The approaches used here, combining museum DNA with population simulations, have been and will be of use to other studies wishing to generate clear, testable hypotheses about ecological and evolutionary phenomena. These may be questions similar to those that we address using the Seychelles warbler system concerning inbreeding depression and the evolution of promiscuity. Alternatively, they may be questions related to older ecological and evolutionary phenomena, such as the role of climate fluctuations and prehistoric hunting pressures in historical population change (Fontaine and Snirc 2012) or the role of drift, mutation and selection in shaping patterns of genetic diversity (Yeung et al. 2011; Spurgin et al. 2014). And as more studies gain an understanding of population history, the generality of ecological and evolutionary hypotheses can be tested using comparative approaches. For example, the relationship between genetic diversity and EPP in birds is at present restricted to analysis of a few outbred species (Spurgin 2013). Comparing pre- and postbottleneck genetic diversity to EPP across a range of species would be a very promising approach to this question, as by doing so one could explore how responsive promiscuity is to sudden changes in population size.
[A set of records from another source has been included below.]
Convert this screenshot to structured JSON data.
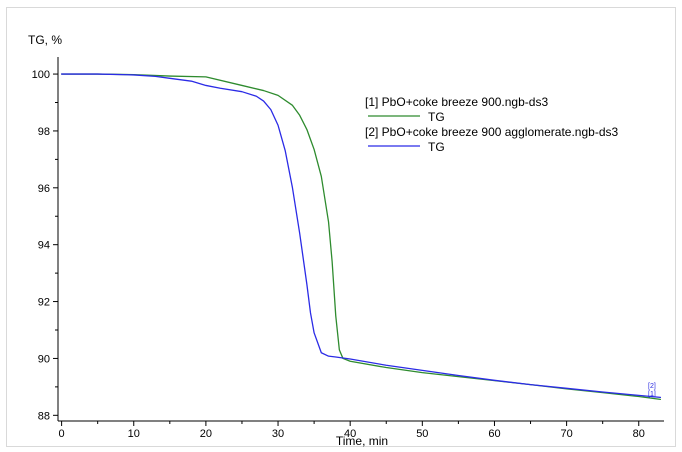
{
  "chart_data": {
    "type": "line",
    "ylabel": "TG, %",
    "xlabel": "Time, min",
    "xlim": [
      -0.5,
      83.5
    ],
    "ylim": [
      87.8,
      100.6
    ],
    "x_ticks": [
      0,
      10,
      20,
      30,
      40,
      50,
      60,
      70,
      80
    ],
    "y_ticks": [
      88,
      90,
      92,
      94,
      96,
      98,
      100
    ],
    "grid": false,
    "legend_position": "top-right",
    "series": [
      {
        "legend_title": "[1] PbO+coke breeze 900.ngb-ds3",
        "name": "TG",
        "marker_label": "[1]",
        "color": "#2e8b2e",
        "x": [
          0,
          5,
          10,
          15,
          20,
          25,
          28,
          30,
          32,
          33,
          34,
          34.5,
          35,
          36,
          37,
          37.5,
          38,
          38.5,
          39,
          40,
          45,
          50,
          55,
          60,
          65,
          70,
          75,
          80,
          83
        ],
        "y": [
          100,
          100,
          99.98,
          99.93,
          99.9,
          99.6,
          99.42,
          99.25,
          98.9,
          98.55,
          98.05,
          97.7,
          97.35,
          96.4,
          94.8,
          93.4,
          91.5,
          90.3,
          90.0,
          89.9,
          89.68,
          89.5,
          89.36,
          89.22,
          89.08,
          88.93,
          88.8,
          88.66,
          88.56
        ]
      },
      {
        "legend_title": "[2] PbO+coke breeze 900 agglomerate.ngb-ds3",
        "name": "TG",
        "marker_label": "[2]",
        "color": "#2b2be6",
        "x": [
          0,
          5,
          10,
          13,
          15,
          18,
          20,
          22,
          25,
          27,
          28,
          29,
          30,
          31,
          32,
          33,
          34,
          34.5,
          35,
          36,
          37,
          38,
          40,
          45,
          50,
          55,
          60,
          65,
          70,
          75,
          80,
          83
        ],
        "y": [
          100,
          100,
          99.97,
          99.92,
          99.85,
          99.75,
          99.6,
          99.5,
          99.38,
          99.22,
          99.05,
          98.75,
          98.2,
          97.3,
          96.0,
          94.4,
          92.6,
          91.6,
          90.9,
          90.2,
          90.08,
          90.05,
          89.98,
          89.76,
          89.58,
          89.4,
          89.23,
          89.08,
          88.95,
          88.82,
          88.7,
          88.63
        ]
      }
    ]
  }
}
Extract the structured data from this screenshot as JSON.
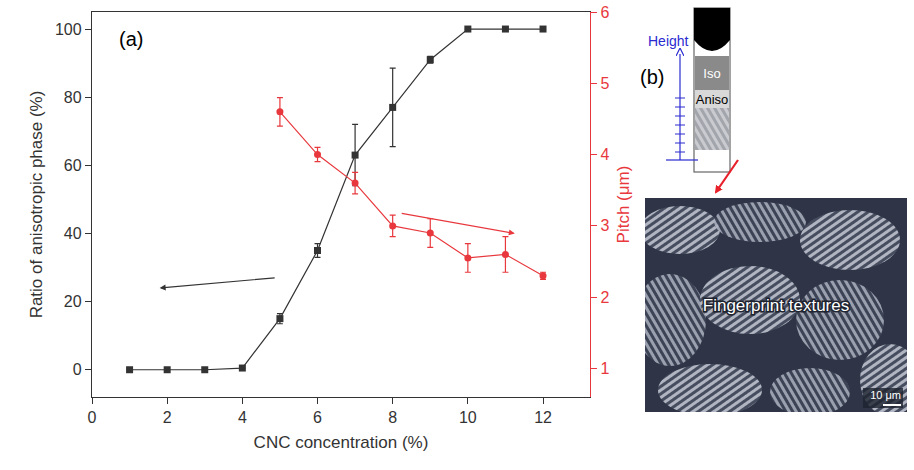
{
  "chart_data": {
    "type": "scatter",
    "panel": "(a)",
    "x_label": "CNC concentration (%)",
    "y_label": "Ratio of anisotropic phase (%)",
    "y2_label": "Pitch (μm)",
    "x": [
      1,
      2,
      3,
      4,
      5,
      6,
      7,
      8,
      9,
      10,
      11,
      12
    ],
    "xlim": [
      0,
      13.25
    ],
    "xticks": [
      0,
      2,
      4,
      6,
      8,
      10,
      12
    ],
    "ylim": [
      -8,
      105
    ],
    "yticks": [
      0,
      20,
      40,
      60,
      80,
      100
    ],
    "y2lim": [
      0.6,
      6
    ],
    "y2ticks": [
      1,
      2,
      3,
      4,
      5,
      6
    ],
    "series": [
      {
        "color": "#333333",
        "marker": "square",
        "axis": "y",
        "values": [
          0,
          0,
          0,
          0.5,
          15,
          35,
          63,
          77,
          91,
          100,
          100,
          100
        ],
        "error": [
          null,
          null,
          null,
          null,
          1.5,
          2,
          9,
          11.5,
          1,
          null,
          null,
          null
        ]
      },
      {
        "color": "#e8383d",
        "marker": "circle",
        "axis": "y2",
        "values": [
          null,
          null,
          null,
          null,
          4.6,
          4.0,
          3.6,
          3.0,
          2.9,
          2.55,
          2.6,
          2.3
        ],
        "error": [
          null,
          null,
          null,
          null,
          0.2,
          0.1,
          0.15,
          0.15,
          0.2,
          0.2,
          0.25,
          0.05
        ]
      }
    ]
  },
  "panel_b": {
    "label": "(b)",
    "ruler_label": "Height",
    "phases": [
      "Iso",
      "Aniso"
    ],
    "image_caption": "Fingerprint textures",
    "scale_bar": "10 μm"
  }
}
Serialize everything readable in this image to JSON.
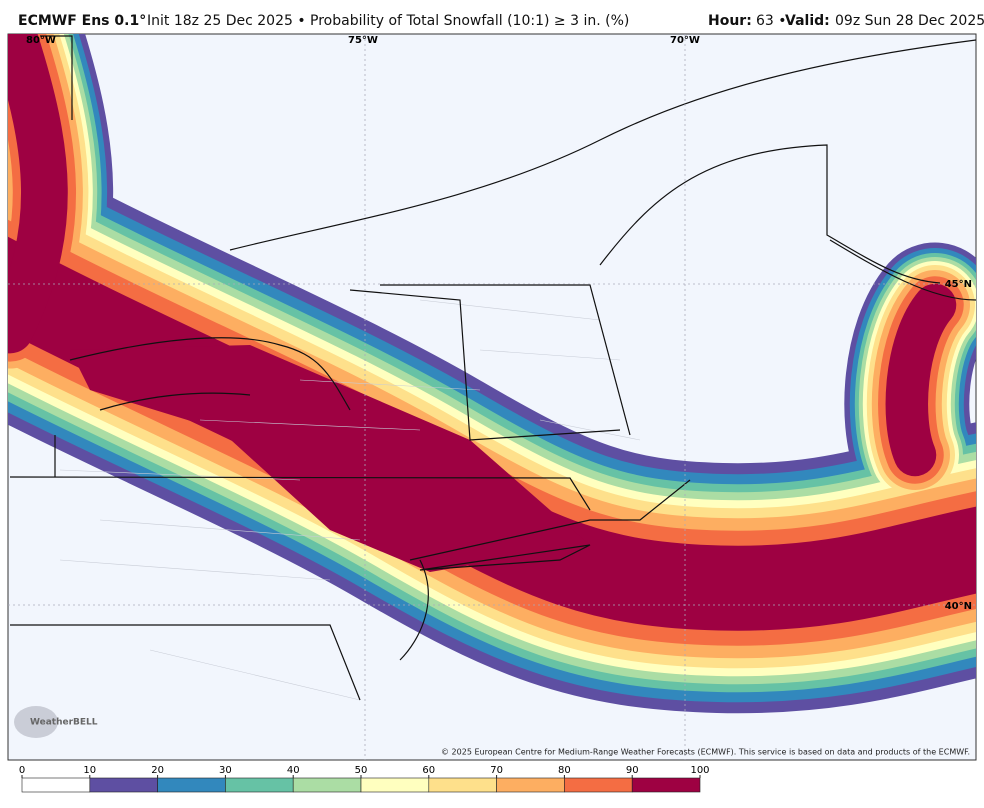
{
  "header": {
    "model": "ECMWF Ens 0.1°",
    "init": "Init 18z 25 Dec 2025 • Probability of Total Snowfall (10:1) ≥ 3 in. (%)",
    "hour_label": "Hour:",
    "hour": "63 •",
    "valid_label": "Valid:",
    "valid": "09z Sun 28 Dec 2025"
  },
  "map": {
    "lon_labels": [
      "80°W",
      "75°W",
      "70°W"
    ],
    "lat_labels": [
      "45°N",
      "40°N"
    ],
    "logo": "WeatherBELL",
    "credit": "© 2025 European Centre for Medium-Range Weather Forecasts (ECMWF). This service is based on data and products of the ECMWF."
  },
  "colorbar": {
    "ticks": [
      0,
      10,
      20,
      30,
      40,
      50,
      60,
      70,
      80,
      90,
      100
    ],
    "colors": [
      "#ffffff",
      "#5e4fa2",
      "#3288bd",
      "#66c2a5",
      "#abdda4",
      "#ffffbf",
      "#fee08b",
      "#fdae61",
      "#f46d43",
      "#9e0142"
    ]
  }
}
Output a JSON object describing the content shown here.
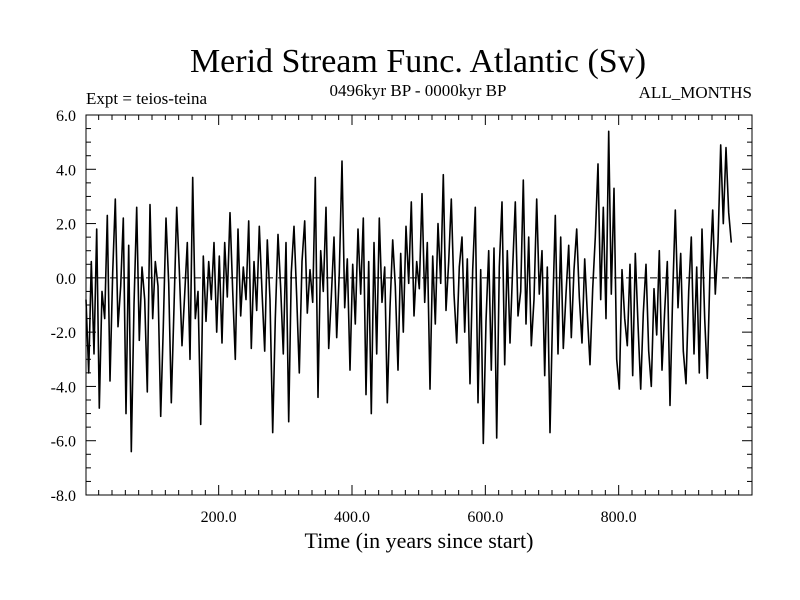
{
  "chart_data": {
    "type": "line",
    "title": "Merid Stream Func. Atlantic (Sv)",
    "subtitle": "0496kyr BP - 0000kyr BP",
    "left_label": "Expt = teios-teina",
    "right_label": "ALL_MONTHS",
    "xlabel": "Time (in years since start)",
    "ylabel": "",
    "xlim": [
      1,
      1000
    ],
    "ylim": [
      -8.0,
      6.0
    ],
    "xticks": [
      200.0,
      400.0,
      600.0,
      800.0
    ],
    "xtick_labels": [
      "200.0",
      "400.0",
      "600.0",
      "800.0"
    ],
    "yticks": [
      -8.0,
      -6.0,
      -4.0,
      -2.0,
      0.0,
      2.0,
      4.0,
      6.0
    ],
    "ytick_labels": [
      "-8.0",
      "-6.0",
      "-4.0",
      "-2.0",
      "0.0",
      "2.0",
      "4.0",
      "6.0"
    ],
    "zero_line": 0.0,
    "series": [
      {
        "name": "Merid Stream Func. Atlantic",
        "color": "#000000",
        "x_start": 1,
        "x_step": 4,
        "values": [
          -0.8,
          -3.5,
          0.6,
          -2.8,
          1.8,
          -4.8,
          -0.5,
          -1.5,
          2.3,
          -3.8,
          0.2,
          2.9,
          -1.8,
          -0.3,
          2.2,
          -5.0,
          1.2,
          -6.4,
          -1.0,
          2.6,
          -2.3,
          0.4,
          -0.8,
          -4.2,
          2.7,
          -1.5,
          0.6,
          -0.3,
          -5.1,
          -1.8,
          2.2,
          -0.2,
          -4.6,
          -1.1,
          2.6,
          0.3,
          -2.5,
          -0.6,
          1.3,
          -3.0,
          3.7,
          -1.5,
          -0.5,
          -5.4,
          0.8,
          -1.6,
          0.6,
          -0.8,
          1.3,
          -2.0,
          0.8,
          -2.4,
          1.3,
          -0.7,
          2.4,
          -0.5,
          -3.0,
          1.8,
          -1.4,
          0.4,
          -0.8,
          2.1,
          -2.6,
          0.6,
          -1.2,
          1.9,
          -0.5,
          -2.7,
          1.4,
          -0.8,
          -5.7,
          -1.5,
          1.6,
          -0.4,
          -2.8,
          1.3,
          -5.3,
          0.2,
          1.9,
          -0.7,
          -3.5,
          0.6,
          2.1,
          -1.3,
          0.3,
          -0.9,
          3.7,
          -4.4,
          1.0,
          -0.5,
          2.6,
          -2.6,
          -0.7,
          1.5,
          -2.2,
          0.2,
          4.3,
          -1.1,
          0.7,
          -3.4,
          0.5,
          -1.7,
          1.8,
          -0.6,
          2.2,
          -4.3,
          0.6,
          -5.0,
          1.3,
          -2.8,
          2.2,
          -0.9,
          0.4,
          -4.6,
          -1.1,
          1.4,
          -0.3,
          -3.4,
          0.9,
          -2.0,
          1.9,
          -0.2,
          2.8,
          -1.4,
          0.6,
          -0.4,
          3.1,
          -0.9,
          1.3,
          -4.1,
          0.8,
          -1.7,
          2.0,
          -0.2,
          3.8,
          -1.2,
          0.6,
          2.9,
          -0.6,
          -2.4,
          0.4,
          1.5,
          -2.0,
          0.7,
          -3.9,
          0.3,
          2.6,
          -4.6,
          0.3,
          -6.1,
          -1.6,
          1.0,
          -3.4,
          1.1,
          -5.9,
          0.4,
          2.8,
          -3.2,
          1.0,
          -2.4,
          0.4,
          2.8,
          -1.4,
          -0.5,
          3.6,
          -1.7,
          1.5,
          -2.5,
          -0.8,
          2.9,
          -0.6,
          1.0,
          -3.6,
          0.4,
          -5.7,
          -1.2,
          2.3,
          -2.8,
          1.5,
          -2.6,
          -0.6,
          1.2,
          -2.2,
          0.3,
          1.8,
          -0.7,
          -2.4,
          0.7,
          -1.3,
          -3.2,
          -0.4,
          1.5,
          4.2,
          -0.8,
          2.6,
          -1.5,
          5.4,
          -0.6,
          3.3,
          -3.0,
          -4.1,
          0.3,
          -1.5,
          -2.5,
          0.5,
          -3.6,
          0.9,
          -1.7,
          -4.1,
          -1.3,
          0.5,
          -2.7,
          -4.0,
          -0.4,
          -2.1,
          1.0,
          -3.4,
          -1.2,
          0.6,
          -4.7,
          -0.6,
          2.5,
          -1.1,
          0.9,
          -2.7,
          -3.9,
          -0.5,
          1.5,
          -2.8,
          0.4,
          -3.5,
          1.8,
          -1.5,
          -3.7,
          0.3,
          2.5,
          -0.6,
          1.3,
          4.9,
          2.0,
          4.8,
          2.4,
          1.3
        ]
      }
    ]
  }
}
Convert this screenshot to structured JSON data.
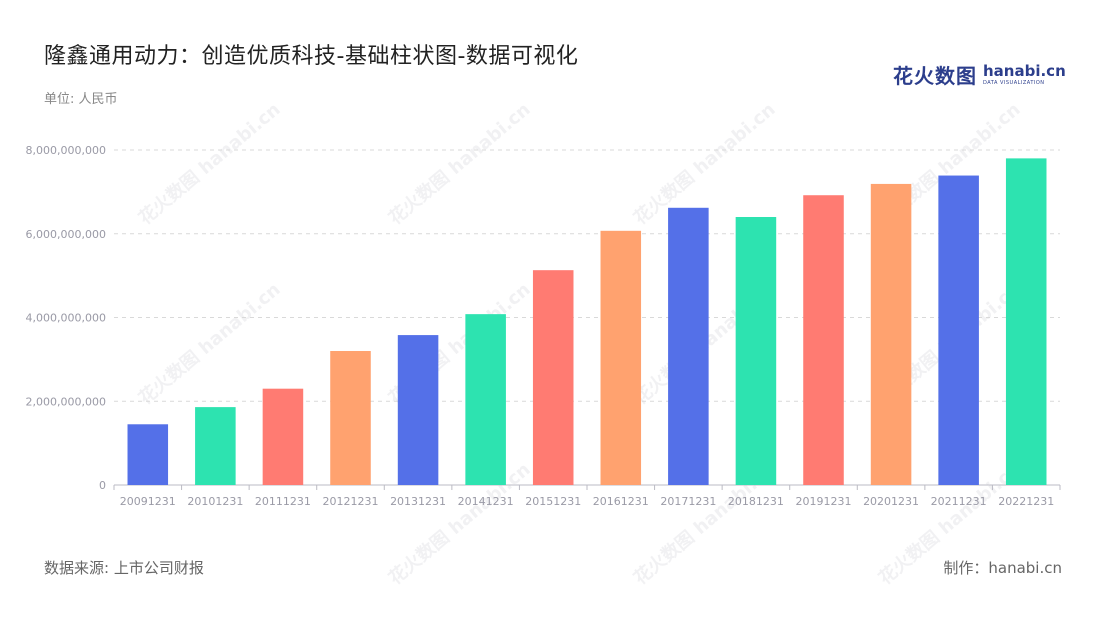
{
  "title": "隆鑫通用动力：创造优质科技-基础柱状图-数据可视化",
  "unit_label": "单位: 人民币",
  "logo": {
    "cn": "花火数图",
    "en": "hanabi.cn",
    "sub": "DATA VISUALIZATION"
  },
  "footer": {
    "source": "数据来源: 上市公司财报",
    "maker": "制作：hanabi.cn"
  },
  "watermark": "花火数图 hanabi.cn",
  "chart_data": {
    "type": "bar",
    "categories": [
      "20091231",
      "20101231",
      "20111231",
      "20121231",
      "20131231",
      "20141231",
      "20151231",
      "20161231",
      "20171231",
      "20181231",
      "20191231",
      "20201231",
      "20211231",
      "20221231"
    ],
    "values": [
      1450000000,
      1860000000,
      2300000000,
      3200000000,
      3580000000,
      4080000000,
      5130000000,
      6070000000,
      6620000000,
      6400000000,
      6920000000,
      7190000000,
      7390000000,
      7800000000
    ],
    "bar_colors": [
      "#5470e8",
      "#2de3b0",
      "#ff7b72",
      "#ffa26f",
      "#5470e8",
      "#2de3b0",
      "#ff7b72",
      "#ffa26f",
      "#5470e8",
      "#2de3b0",
      "#ff7b72",
      "#ffa26f",
      "#5470e8",
      "#2de3b0"
    ],
    "y_ticks": [
      "0",
      "2,000,000,000",
      "4,000,000,000",
      "6,000,000,000",
      "8,000,000,000"
    ],
    "ylim": [
      0,
      8000000000
    ],
    "grid": true,
    "xlabel": "",
    "ylabel": ""
  }
}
Genetic diversity is crucial for the long-term persistence of populations and species and is one of the IUCN's three global conservation priorities along with species and ecosystem diversity (McNeely et al. 1990). The rapid loss of genetic diversity, such as that observed here, is therefore a cause for concern, as the evolutionary potential of this species has almost certainly been reduced. Species such as the Seychelles warbler, which have undergone the most rapid and severe reductions in population size, are likely to be at higher risk of extinction in the medium to long term. This is particularly concerning as inbreeding and genetic diversity have been shown to reduce fitness in the Seychelles (Brouwer et al. 2007, 2010). Some of the risks associated with low genetic diversity in this species will have been mitigated by the translocations. However, given that Ne was already dramatically reduced when the translocations were carried out, and the further bottlenecks associated with moving a subset of individuals (Wright et al. 2014), it is likely that genetic diversity is still being lost across the Seychelles warbler populations. With this in mind, and given that we now know that there was historical migration between warbler populations, there is a strong argument for carrying out assisted migration to preserve genetic diversity of this species. As more studies use museum specimens in a conservation context, we will be able to make better-informed conservation decisions. Most importantly, by identifying past changes in demography, it will be possible to identify those populations and species in greatest need of conservation action and to make evidence-based decisions about what action is most appropriate and how monitoring should be undertaken.